小学校6年生の時に水泳の競技大会に参加した。
静岡市には「葵水泳スポーツ少年団」という歴史のあるスイミングクラブがある。
通称「葵」。
水泳の授業で成績の良い子達は大抵「葵」所属。
その「葵」に所属していない僕が公式な水泳の競技大会に参加することになった。
大会に参加する人数は決まっていて、おそらく残りの少人数の枠を決めかねていたところの、学校からの推薦だったと思う。
僕と同じような環境で、推薦で決まった子がもう1人いた。
僕は学校の授業では、平泳ぎで速いタイムを出せていた。長距離マラソンも得意だった。
これが、クロールが速く、短距離走が速かったら、もっと派手で女の子にもモテていただろう。
平泳ぎでマラソンといったところが何とも地味で僕らしかった。
平泳ぎで選手として参加が決まり、放課後の猛練習に出ることになった。
当然遊ぶ時間も削られるし、出たくて参加するわけではない。
両親からは「せっかく推薦されたんだから頑張ってみなさい。」と言われ、不安ながら練習に参加していた。
大会の日が近づき、いよいよ明日に迫った最後の練習日。
プレッシャーからなのか、思う様に良いタイムが出せなくなっていた。
競技大会のルールは、競技別にクリアする基準タイムが決まっていて、それを各個人がクリアすれば得点が付く。
そのクリアした得点が多い小学校が優勝するというものだ。
日々練習を重ねても同じようなタイムが続く。
ついに大会前日まで基準タイムをクリア出来なかった。
担任の先生に気の抜けた様子で笑って不安を口にしてしまった。
「お前、笑ってる場合か!明日が本番なんだぞ!」と怒られた。
何となく理不尽な気がして悔しかったが、参加したからにはもっと覚悟が必要だった。
大会当日。
もうぶっつけ本番で臨むしかなかった。
会場には両親も応援に駆け付けてくれた。一緒に大会に出た生徒達みんなから激励の言葉をもらった。
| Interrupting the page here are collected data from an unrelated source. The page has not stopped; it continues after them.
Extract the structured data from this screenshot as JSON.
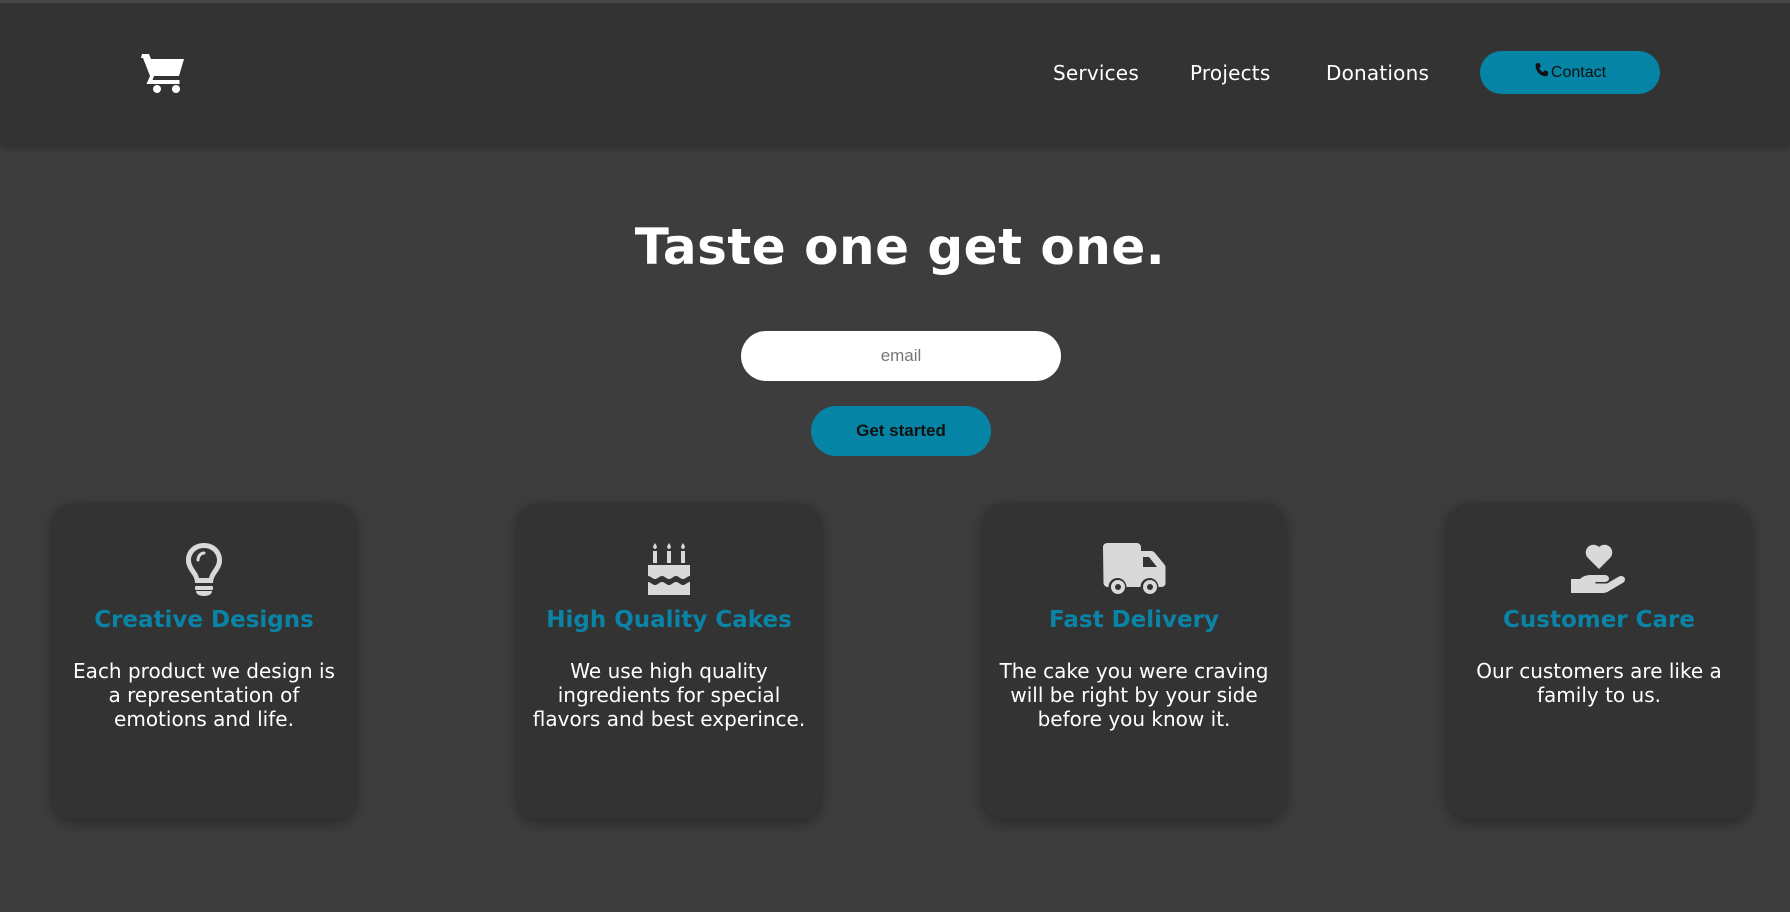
{
  "header": {
    "logo_icon": "shopping-cart-icon",
    "nav": [
      {
        "label": "Services"
      },
      {
        "label": "Projects"
      },
      {
        "label": "Donations"
      }
    ],
    "contact": {
      "icon": "phone-icon",
      "label": "Contact"
    }
  },
  "hero": {
    "title": "Taste one get one.",
    "email_placeholder": "email",
    "cta_label": "Get started"
  },
  "features": [
    {
      "icon": "lightbulb-icon",
      "title": "Creative Designs",
      "text": "Each product we design is a representation of emotions and life."
    },
    {
      "icon": "birthday-cake-icon",
      "title": "High Quality Cakes",
      "text": "We use high quality ingredients for special flavors and best experince."
    },
    {
      "icon": "delivery-truck-icon",
      "title": "Fast Delivery",
      "text": "The cake you were craving will be right by your side before you know it."
    },
    {
      "icon": "hand-holding-heart-icon",
      "title": "Customer Care",
      "text": "Our customers are like a family to us."
    }
  ],
  "colors": {
    "accent": "#0684a6",
    "background": "#3d3d3d",
    "header_bg": "#333333",
    "card_bg": "#333333"
  }
}
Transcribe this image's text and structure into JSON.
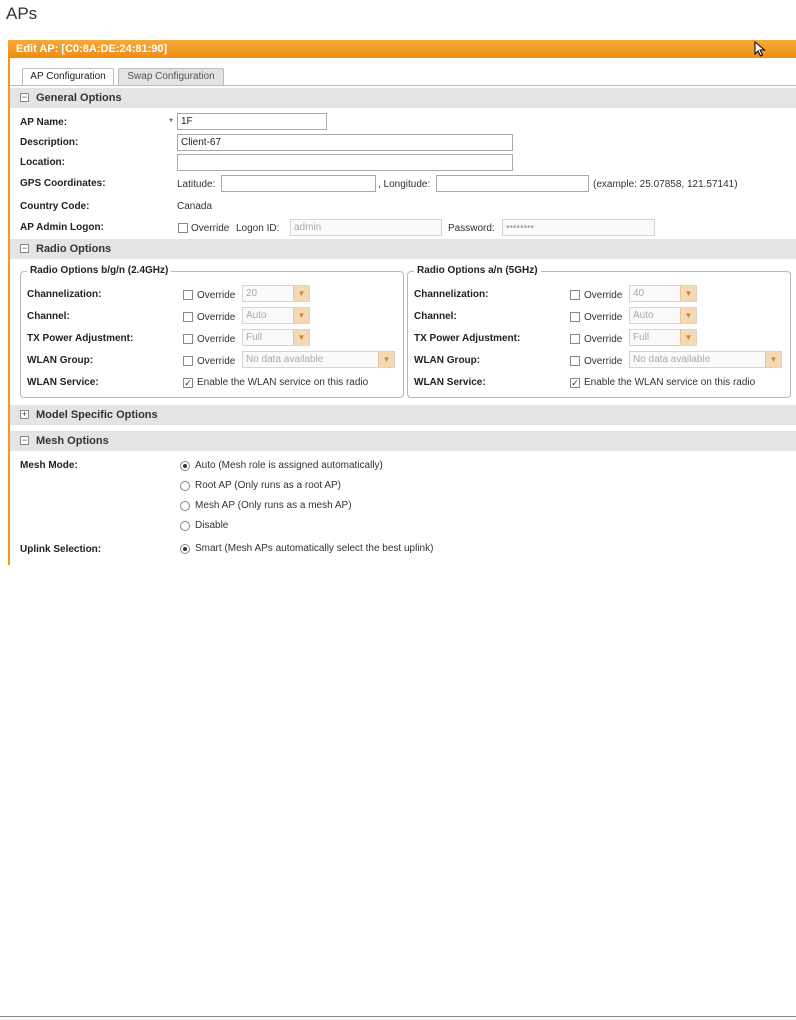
{
  "page": {
    "title": "APs"
  },
  "panel": {
    "title": "Edit AP: [C0:8A:DE:24:81:90]"
  },
  "tabs": [
    {
      "label": "AP Configuration",
      "active": true
    },
    {
      "label": "Swap Configuration",
      "active": false
    }
  ],
  "general": {
    "title": "General Options",
    "toggle": "−",
    "ap_name": {
      "label": "AP Name:",
      "required": "*",
      "value": "1F"
    },
    "description": {
      "label": "Description:",
      "value": "Client-67"
    },
    "location": {
      "label": "Location:",
      "value": ""
    },
    "gps": {
      "label": "GPS Coordinates:",
      "latitude_label": "Latitude:",
      "latitude_value": "",
      "longitude_label": ", Longitude:",
      "longitude_value": "",
      "example": "(example: 25.07858, 121.57141)"
    },
    "country": {
      "label": "Country Code:",
      "value": "Canada"
    },
    "admin": {
      "label": "AP Admin Logon:",
      "override_label": "Override",
      "logon_label": "Logon ID:",
      "logon_value": "admin",
      "password_label": "Password:",
      "password_value": "••••••••"
    }
  },
  "radio": {
    "title": "Radio Options",
    "toggle": "−",
    "bgn": {
      "legend": "Radio Options b/g/n (2.4GHz)",
      "channelization": {
        "label": "Channelization:",
        "override": "Override",
        "value": "20"
      },
      "channel": {
        "label": "Channel:",
        "override": "Override",
        "value": "Auto"
      },
      "tx": {
        "label": "TX Power Adjustment:",
        "override": "Override",
        "value": "Full"
      },
      "wlan_group": {
        "label": "WLAN Group:",
        "override": "Override",
        "value": "No data available"
      },
      "wlan_service": {
        "label": "WLAN Service:",
        "text": "Enable the WLAN service on this radio",
        "check": "✓"
      }
    },
    "an": {
      "legend": "Radio Options a/n (5GHz)",
      "channelization": {
        "label": "Channelization:",
        "override": "Override",
        "value": "40"
      },
      "channel": {
        "label": "Channel:",
        "override": "Override",
        "value": "Auto"
      },
      "tx": {
        "label": "TX Power Adjustment:",
        "override": "Override",
        "value": "Full"
      },
      "wlan_group": {
        "label": "WLAN Group:",
        "override": "Override",
        "value": "No data available"
      },
      "wlan_service": {
        "label": "WLAN Service:",
        "text": "Enable the WLAN service on this radio",
        "check": "✓"
      }
    }
  },
  "model": {
    "title": "Model Specific Options",
    "toggle": "+"
  },
  "mesh": {
    "title": "Mesh Options",
    "toggle": "−",
    "mode_label": "Mesh Mode:",
    "modes": [
      {
        "label": "Auto (Mesh role is assigned automatically)",
        "selected": true
      },
      {
        "label": "Root AP (Only runs as a root AP)",
        "selected": false
      },
      {
        "label": "Mesh AP (Only runs as a mesh AP)",
        "selected": false
      },
      {
        "label": "Disable",
        "selected": false
      }
    ],
    "uplink_label": "Uplink Selection:",
    "uplink_value": "Smart (Mesh APs automatically select the best uplink)"
  },
  "colors": {
    "accent": "#f39a1e",
    "section_bg": "#e4e4e4"
  },
  "icons": {
    "cursor": "mouse-pointer-icon",
    "arrow": "chevron-down-icon"
  }
}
小学校の体育の管理者だった先生も直接僕のところに来て「お前、今日は頑張れよ!」と声をかけてきた。
みんな僕のことを心配しているのだ。
緊張で押しつぶされそうになりながらも、全力で、夢中で泳ぐしかなかった。
結果は・・・
タイムクリア!かろうじて、0コンマ何秒かの差でクリア。
心配してくれていた女性の先生が泣きそうな表情で駆け寄ってきて、プールから出た濡れたままの僕を抱きしめてくれた。
体育の管理者の先生が「よくやった!!おめでとう!」と言ってくれた。
担任の先生は両親と一緒に本番を見ていてくれたらしい。
「頑張りましたね!良かったですね!」と声をかけてくれたと両親が言っていた。
もちろん、担任の先生からも直接「頑張ったな!おめでとう!」と褒めてもらった。
想像以上の劇的な空間。
僕はそこに居たこと、「葵」というスイミングクラブに所属していないど素人が結果を出せたことを誇りに思った。
余談になるが、
僕と同じ推薦で決まったもう1人の子はタイムをクリア出来なかった。
彼も僕と同じ様に緊張して競技に臨み、頑張ったはずだった。しかし、思う様に結果が得られなかった。
彼だけが唯一、得点を獲得出来なかった。
1人だけそのような結果になってしまって落ち込んだと思うが、彼は元気に振舞っていた。
僕も彼もこの大会を通して凄く大きくなれたと思うが、どちらが人生において貴重な体験が出来たかといえば、それはきっと彼の方だと思う。
逆境に耐える力、這い上がっていく力を彼は身に付けた。
まわりは彼を支えた。彼を悪く言うことはせず、笑顔で彼を称えた。
大会終わりに全員で撮った写真も、彼は満面の笑顔だった。
僕と彼は近所に住んでいて仲が良く、同じ中学校に進み、目標とした高校も同じだった。
お互い目標とした高校への進学は叶わなかったのだが、彼は僕よりいい成績の高校へ進学した。
彼に負けたとは思わなかったが、何となく自分の中で納得した。